C’est ce qu’a fait Édouard Schuré. Il a discerné qu’en dépit de divergences apparentes, et même réelles, dans leur concept de l’univers, ces hommes avaient, à leur insu, apporté chacun leur pierre au noble édifice de l’immortelle Pensée. L’anarchisme d’un Nietzsche aboutit quand même à faire ressortir la toute-puissance de la conscience, la plénitude du Moi, — tandis que sous son œuvre de peintre, Gustave Moreau dissimule la nécessité de hiérarchiser les âmes et d’en discipliner l’élan par une logique évolution.

Que sont ces êtres, de leur vivant méconnus et que la postérité souvent raille ? Ce sont des solitaires, dans leur dédain drapés et qui n’ont eu que le tort de vouloir monter plus haut que la vie.

Sublime audace qu’a comprise le critique à travers leurs pages désolées.

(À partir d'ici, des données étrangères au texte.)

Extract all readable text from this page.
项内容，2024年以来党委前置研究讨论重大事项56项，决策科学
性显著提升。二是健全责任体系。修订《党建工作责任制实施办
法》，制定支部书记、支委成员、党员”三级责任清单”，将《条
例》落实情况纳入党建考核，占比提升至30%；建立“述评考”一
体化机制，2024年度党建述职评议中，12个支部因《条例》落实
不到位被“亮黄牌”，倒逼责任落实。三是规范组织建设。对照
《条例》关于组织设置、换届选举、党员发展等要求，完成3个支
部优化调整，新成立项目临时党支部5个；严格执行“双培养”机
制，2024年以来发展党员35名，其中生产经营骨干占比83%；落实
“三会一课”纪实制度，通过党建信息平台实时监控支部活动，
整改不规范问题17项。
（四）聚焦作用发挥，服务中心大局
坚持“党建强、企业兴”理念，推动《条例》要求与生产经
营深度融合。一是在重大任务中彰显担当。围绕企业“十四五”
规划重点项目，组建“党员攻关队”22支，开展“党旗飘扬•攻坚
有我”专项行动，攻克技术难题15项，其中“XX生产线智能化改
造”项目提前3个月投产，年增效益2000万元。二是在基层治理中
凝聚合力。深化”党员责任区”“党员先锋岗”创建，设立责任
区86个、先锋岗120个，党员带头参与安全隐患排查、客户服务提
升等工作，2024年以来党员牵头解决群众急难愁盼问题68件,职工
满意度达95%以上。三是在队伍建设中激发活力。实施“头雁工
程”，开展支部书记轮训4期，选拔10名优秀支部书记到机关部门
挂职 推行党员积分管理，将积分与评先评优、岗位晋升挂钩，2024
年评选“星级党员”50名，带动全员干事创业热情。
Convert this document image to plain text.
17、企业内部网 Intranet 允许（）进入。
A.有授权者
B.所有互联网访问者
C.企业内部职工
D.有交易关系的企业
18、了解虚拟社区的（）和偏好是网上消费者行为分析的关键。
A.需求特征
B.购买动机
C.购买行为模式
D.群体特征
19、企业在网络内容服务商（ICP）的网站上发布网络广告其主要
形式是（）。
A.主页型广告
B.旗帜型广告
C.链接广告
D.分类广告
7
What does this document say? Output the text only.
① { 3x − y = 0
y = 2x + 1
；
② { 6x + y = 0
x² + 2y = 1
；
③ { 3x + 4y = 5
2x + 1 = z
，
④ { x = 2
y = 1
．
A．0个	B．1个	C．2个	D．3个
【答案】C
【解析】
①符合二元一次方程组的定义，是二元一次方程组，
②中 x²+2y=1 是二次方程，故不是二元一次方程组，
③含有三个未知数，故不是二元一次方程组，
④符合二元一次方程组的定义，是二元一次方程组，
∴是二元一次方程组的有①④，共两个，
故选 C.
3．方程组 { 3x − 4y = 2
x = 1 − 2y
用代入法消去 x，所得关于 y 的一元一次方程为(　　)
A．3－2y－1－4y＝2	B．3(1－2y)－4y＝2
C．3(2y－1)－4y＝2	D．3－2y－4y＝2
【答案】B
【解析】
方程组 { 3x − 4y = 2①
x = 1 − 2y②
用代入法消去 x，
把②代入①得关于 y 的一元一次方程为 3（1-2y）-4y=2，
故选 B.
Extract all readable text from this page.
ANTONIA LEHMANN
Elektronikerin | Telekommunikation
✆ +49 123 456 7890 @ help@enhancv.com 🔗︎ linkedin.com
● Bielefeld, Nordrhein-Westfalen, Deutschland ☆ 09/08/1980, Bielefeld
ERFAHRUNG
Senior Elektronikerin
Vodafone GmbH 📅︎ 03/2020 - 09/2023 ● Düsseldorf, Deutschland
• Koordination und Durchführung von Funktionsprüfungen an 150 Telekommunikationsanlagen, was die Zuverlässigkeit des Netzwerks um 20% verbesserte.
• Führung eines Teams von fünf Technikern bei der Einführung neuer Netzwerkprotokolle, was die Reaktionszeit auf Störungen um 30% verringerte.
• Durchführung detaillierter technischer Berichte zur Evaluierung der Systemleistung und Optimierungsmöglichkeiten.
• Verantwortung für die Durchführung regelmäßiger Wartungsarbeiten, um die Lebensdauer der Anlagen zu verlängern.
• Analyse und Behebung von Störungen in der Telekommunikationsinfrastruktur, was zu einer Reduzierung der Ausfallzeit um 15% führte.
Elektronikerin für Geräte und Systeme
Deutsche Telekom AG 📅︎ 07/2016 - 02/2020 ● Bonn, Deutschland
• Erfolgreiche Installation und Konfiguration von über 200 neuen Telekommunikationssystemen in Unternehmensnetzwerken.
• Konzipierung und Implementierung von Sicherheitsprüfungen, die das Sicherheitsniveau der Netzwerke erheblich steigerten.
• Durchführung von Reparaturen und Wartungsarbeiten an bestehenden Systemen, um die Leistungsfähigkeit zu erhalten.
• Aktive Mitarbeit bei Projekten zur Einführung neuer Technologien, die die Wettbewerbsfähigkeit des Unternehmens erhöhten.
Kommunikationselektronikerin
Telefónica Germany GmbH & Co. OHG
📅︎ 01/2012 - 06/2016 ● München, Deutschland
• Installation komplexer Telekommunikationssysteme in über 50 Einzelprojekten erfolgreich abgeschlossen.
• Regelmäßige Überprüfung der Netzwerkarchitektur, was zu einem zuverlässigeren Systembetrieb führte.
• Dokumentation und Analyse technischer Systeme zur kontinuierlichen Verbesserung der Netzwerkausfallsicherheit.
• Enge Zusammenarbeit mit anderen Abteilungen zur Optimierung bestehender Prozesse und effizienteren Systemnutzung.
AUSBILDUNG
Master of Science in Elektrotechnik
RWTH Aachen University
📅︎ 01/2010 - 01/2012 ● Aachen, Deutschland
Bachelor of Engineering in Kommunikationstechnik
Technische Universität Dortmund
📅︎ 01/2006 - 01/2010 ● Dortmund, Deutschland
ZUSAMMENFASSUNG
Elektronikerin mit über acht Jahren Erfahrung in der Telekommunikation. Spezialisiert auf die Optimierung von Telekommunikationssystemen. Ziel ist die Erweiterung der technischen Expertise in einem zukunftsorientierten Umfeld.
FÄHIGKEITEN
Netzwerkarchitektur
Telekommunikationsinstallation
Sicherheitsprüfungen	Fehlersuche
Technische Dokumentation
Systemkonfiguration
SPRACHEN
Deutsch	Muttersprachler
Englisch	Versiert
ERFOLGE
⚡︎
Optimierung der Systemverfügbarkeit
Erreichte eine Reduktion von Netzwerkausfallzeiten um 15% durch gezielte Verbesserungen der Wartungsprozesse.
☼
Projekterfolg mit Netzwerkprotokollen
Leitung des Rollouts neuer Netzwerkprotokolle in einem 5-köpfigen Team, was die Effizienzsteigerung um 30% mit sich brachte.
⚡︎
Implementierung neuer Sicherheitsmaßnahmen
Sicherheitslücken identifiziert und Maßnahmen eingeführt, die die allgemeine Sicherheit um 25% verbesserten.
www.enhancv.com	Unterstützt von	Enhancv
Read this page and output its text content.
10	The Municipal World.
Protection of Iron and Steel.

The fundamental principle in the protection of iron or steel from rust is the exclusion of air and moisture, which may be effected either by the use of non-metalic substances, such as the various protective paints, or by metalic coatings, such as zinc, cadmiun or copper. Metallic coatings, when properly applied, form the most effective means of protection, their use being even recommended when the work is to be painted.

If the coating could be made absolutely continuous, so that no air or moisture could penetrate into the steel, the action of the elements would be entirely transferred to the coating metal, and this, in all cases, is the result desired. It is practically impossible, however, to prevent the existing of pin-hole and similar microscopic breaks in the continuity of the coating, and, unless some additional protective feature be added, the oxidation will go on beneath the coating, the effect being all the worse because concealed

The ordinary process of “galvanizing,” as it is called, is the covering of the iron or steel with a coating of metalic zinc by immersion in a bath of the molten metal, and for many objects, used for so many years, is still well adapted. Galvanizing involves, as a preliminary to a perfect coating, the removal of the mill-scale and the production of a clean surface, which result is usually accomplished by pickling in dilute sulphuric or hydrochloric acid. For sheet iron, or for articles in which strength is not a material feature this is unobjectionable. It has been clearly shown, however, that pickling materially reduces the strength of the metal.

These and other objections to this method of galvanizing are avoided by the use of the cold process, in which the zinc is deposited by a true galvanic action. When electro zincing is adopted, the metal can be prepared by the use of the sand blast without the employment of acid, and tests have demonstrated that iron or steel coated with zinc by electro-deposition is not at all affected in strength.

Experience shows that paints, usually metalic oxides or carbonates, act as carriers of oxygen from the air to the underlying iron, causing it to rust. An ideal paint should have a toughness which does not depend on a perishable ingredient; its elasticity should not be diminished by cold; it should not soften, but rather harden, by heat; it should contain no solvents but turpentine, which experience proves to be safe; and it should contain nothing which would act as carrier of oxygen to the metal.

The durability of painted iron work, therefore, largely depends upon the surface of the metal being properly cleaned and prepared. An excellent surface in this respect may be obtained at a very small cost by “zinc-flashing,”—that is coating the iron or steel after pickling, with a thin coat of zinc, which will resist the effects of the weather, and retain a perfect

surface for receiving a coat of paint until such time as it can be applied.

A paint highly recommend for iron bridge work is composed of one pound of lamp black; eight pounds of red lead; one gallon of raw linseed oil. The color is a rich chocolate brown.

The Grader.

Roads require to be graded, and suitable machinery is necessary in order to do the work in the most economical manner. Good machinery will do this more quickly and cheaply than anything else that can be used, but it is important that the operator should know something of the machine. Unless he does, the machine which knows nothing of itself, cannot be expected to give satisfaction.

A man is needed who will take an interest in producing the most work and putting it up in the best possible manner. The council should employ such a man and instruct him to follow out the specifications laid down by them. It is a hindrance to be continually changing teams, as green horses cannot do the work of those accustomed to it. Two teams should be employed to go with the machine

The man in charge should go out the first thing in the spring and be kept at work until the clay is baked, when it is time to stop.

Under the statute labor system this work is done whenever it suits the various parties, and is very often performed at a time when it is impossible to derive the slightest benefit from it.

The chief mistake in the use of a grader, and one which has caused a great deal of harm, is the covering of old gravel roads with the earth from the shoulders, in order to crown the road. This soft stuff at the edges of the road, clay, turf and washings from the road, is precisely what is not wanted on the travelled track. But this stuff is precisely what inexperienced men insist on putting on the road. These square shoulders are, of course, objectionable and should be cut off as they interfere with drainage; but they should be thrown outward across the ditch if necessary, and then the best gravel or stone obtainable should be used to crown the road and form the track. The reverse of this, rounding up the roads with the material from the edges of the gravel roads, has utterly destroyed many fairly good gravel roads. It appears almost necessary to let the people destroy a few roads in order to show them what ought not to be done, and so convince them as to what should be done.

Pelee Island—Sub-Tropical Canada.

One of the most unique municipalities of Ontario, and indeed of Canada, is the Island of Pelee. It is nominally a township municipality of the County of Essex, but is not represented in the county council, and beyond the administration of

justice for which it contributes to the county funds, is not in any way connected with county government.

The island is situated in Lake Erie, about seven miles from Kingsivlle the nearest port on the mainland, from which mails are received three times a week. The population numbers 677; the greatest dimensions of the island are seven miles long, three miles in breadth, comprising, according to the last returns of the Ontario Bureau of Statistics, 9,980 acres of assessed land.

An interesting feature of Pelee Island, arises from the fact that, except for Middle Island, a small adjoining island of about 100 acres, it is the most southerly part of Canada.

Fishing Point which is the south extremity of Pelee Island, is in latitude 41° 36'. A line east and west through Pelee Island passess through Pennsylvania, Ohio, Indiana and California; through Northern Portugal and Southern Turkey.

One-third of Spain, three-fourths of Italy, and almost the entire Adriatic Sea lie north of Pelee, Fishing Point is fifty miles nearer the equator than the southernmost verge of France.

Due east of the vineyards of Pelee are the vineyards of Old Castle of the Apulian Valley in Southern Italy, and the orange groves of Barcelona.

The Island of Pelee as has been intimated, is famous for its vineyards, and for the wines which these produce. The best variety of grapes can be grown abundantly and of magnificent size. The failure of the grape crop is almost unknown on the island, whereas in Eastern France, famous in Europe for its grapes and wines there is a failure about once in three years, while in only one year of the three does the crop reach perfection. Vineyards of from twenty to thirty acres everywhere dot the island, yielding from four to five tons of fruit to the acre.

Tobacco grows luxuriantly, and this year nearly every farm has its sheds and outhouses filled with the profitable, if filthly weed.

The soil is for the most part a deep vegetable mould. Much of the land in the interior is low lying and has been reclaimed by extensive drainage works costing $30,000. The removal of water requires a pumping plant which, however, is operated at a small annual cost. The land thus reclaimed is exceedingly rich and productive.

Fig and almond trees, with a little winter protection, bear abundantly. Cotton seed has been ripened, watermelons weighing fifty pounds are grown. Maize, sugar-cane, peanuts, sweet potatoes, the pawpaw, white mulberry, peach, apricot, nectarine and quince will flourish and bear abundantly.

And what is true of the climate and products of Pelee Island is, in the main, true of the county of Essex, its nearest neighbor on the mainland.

C’est qu’ « ils ont reçu le don de seconde vue, nous dit-il, et expient, par une sorte de proscription, le dangereux privilège de vivre dans le futur ».

Et cependant, ce sont ces lutteurs-là qui font avancer le monde.

Il est bon d’en avoir groupé les vigoureuses tendances idéalistes ou panthéistes, d’avoir placé

  1. Op. cit.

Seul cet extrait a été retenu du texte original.